コンテンツのカテゴリに関する意見の相違 (4.4)
論文では、アノテーターの意見の相違がどのようなコンテンツで発生するのかという分析に加えて、年齢、性別、地域による意見の相違などの分析も行っている。ここでは、コンテンツのカテゴリに関する分析結果に焦点を当てて説明する。
アノテーションされたレーティング値の標準偏差によって、アノテーターのグループを比較している。標準偏差が高いほど意見の相違が大きい。アノテーションするテキストは 50%, 10%, 40% でランダム、道徳的感情、特定の社会集団の言及から選択して構成していると前述した。この3種のカテゴリにおいて意見の相違を比較した。
結果は図の通り。特定の社会集団の言及アイテムは、ほかのアイテムよりも地域によって意見の相違が大きいとしている(標準偏差で示している)。
loyalty (忠誠心) は道徳的感情から選択したテキストなのだけど、論文中の言及はなかった。しかしこれも前述したように “内集団との協力と外集団との競争” という定義であるので、特定の社会集団を表現していそうではある。christian の cross-region-std が小さいのは英語話者という制約条件が影響していそう。
具体例を見るとこの結果を理解しやすい。以下の Table.3 の “Si” が日本を含む漢字文化圏。トランスジェンダーの皮肉についての感度が低く、見逃しやすいだろうと容易に想像できる。ほかの例についても同様。

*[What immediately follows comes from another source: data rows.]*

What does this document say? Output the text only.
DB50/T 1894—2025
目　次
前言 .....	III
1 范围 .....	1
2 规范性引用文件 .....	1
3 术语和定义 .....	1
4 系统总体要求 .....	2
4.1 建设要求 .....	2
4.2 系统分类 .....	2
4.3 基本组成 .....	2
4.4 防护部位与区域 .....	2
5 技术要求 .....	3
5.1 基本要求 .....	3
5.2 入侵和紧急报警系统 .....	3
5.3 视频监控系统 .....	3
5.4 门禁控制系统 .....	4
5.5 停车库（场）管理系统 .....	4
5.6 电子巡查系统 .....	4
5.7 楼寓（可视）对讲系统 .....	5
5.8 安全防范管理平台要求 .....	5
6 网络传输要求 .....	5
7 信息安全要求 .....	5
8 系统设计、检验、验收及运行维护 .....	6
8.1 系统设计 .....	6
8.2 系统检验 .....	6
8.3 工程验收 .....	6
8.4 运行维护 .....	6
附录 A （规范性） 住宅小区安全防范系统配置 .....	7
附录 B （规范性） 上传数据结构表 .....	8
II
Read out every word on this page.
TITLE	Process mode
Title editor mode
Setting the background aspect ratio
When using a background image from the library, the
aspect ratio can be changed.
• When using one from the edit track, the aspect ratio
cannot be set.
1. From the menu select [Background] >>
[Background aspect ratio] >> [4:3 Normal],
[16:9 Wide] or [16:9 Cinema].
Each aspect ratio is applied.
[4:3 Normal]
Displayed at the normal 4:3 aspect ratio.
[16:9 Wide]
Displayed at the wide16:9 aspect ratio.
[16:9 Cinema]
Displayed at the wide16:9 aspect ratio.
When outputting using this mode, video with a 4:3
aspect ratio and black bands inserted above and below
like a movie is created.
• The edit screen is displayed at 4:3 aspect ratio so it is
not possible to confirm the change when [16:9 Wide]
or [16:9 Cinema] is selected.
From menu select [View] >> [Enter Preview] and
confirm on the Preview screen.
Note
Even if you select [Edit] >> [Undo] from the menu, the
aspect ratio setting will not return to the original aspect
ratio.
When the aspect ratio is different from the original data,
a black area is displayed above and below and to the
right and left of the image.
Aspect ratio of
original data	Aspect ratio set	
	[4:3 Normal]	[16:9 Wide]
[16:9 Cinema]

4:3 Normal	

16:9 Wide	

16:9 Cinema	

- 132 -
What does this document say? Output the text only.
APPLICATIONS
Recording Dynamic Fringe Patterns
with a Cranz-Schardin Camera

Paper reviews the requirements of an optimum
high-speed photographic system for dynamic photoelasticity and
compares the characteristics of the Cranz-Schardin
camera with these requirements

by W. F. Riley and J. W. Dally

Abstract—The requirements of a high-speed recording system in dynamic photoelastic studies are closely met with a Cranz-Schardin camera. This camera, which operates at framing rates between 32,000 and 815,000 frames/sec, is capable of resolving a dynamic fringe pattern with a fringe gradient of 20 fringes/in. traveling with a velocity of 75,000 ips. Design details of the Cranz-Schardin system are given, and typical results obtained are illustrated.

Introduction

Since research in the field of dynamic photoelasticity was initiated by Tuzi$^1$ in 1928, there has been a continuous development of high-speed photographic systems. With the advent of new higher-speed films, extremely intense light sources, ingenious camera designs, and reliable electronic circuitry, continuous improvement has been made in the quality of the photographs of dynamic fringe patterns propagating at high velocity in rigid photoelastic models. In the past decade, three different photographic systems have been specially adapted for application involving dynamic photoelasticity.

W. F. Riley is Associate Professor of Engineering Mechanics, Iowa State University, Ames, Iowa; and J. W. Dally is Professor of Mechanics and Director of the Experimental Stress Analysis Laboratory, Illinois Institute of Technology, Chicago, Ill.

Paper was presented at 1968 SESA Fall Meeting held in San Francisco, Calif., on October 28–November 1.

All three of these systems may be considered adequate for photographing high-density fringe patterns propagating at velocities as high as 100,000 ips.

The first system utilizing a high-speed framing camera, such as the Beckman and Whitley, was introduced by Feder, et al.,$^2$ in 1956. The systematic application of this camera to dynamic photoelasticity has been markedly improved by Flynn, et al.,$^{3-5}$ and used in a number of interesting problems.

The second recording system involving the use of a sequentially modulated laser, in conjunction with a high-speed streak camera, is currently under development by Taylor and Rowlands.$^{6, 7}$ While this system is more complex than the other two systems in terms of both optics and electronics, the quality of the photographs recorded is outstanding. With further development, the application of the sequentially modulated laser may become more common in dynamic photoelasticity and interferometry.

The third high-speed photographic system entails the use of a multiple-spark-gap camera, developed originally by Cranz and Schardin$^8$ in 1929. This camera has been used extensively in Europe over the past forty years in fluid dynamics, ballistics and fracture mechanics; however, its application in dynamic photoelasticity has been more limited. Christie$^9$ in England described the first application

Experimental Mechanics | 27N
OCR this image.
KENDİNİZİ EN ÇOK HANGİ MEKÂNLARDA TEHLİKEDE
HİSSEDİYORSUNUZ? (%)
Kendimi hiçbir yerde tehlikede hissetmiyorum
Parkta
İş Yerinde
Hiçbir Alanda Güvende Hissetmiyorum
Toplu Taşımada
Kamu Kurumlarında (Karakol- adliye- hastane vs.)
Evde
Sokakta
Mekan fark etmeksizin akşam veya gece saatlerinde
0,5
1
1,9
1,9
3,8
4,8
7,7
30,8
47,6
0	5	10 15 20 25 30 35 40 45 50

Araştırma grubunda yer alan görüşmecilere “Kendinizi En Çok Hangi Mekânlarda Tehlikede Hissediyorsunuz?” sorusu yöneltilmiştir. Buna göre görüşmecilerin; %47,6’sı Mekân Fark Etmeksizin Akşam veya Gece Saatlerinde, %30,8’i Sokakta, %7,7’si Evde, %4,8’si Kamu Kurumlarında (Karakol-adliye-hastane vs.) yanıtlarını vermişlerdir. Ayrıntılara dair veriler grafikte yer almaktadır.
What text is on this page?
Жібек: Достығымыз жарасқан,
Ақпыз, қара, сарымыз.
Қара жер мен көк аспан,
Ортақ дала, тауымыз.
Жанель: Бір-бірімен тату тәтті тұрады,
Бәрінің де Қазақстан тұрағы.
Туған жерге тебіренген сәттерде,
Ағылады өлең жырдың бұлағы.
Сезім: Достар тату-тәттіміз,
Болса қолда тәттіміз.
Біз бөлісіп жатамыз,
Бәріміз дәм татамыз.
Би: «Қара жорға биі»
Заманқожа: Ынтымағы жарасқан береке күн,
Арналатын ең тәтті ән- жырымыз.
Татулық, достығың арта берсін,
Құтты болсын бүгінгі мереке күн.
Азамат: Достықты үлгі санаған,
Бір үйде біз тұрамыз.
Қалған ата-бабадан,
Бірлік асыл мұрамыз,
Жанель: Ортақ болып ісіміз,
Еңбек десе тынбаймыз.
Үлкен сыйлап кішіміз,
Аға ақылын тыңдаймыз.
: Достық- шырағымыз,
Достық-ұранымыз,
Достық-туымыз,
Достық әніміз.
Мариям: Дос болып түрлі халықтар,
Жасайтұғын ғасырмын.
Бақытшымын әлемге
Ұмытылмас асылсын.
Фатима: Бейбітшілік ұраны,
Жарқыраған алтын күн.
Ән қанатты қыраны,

こうして考えると、最近アメリカでホットな話題である移民についての議論も、当事者ではない社会集団にとっては見逃しやすそうである。
所感
動的な few-shot アプローチと⑤人間評価者のアシスタンスは、人による判断の相違を吸収して一貫性のあるモデレーションを実施するための良い手段であると思う。特に新しい概念や表現の変化にどこまで対応できるのか、実際に運用するシーンを考えると面白い。
二本目の論文はアノテーターの多様な価値観を考慮する重要性を指摘している。ソーシャルメディア上の嫌がらせや誹謗中傷は巧妙で、ターゲットとなる集団だけが敏感に反応する攻撃的な表現を使うことが多々ある。特に少数の社会集団である場合には、これが見逃されやすい。動的なfew-shotアプローチは、ターゲット集団からのフィードバックを継続的に取り入れることで、このような微妙な攻撃表現の検出精度を向上させる可能性がある。大変良さそうなので実際に運用して確認してみたいところ。
「少数の社会集団の場合に見逃されやすい」という課題に対して、少数集団の価値観を反映したアノテーションデータが重要となる。これをふまえて、モデルの公平性と透明性を確保する対策としてどのような行動が必要か、どの程度可能であるか。チャレンジングな課題であるため、色々な実験をしていきたいと思いました。おわり。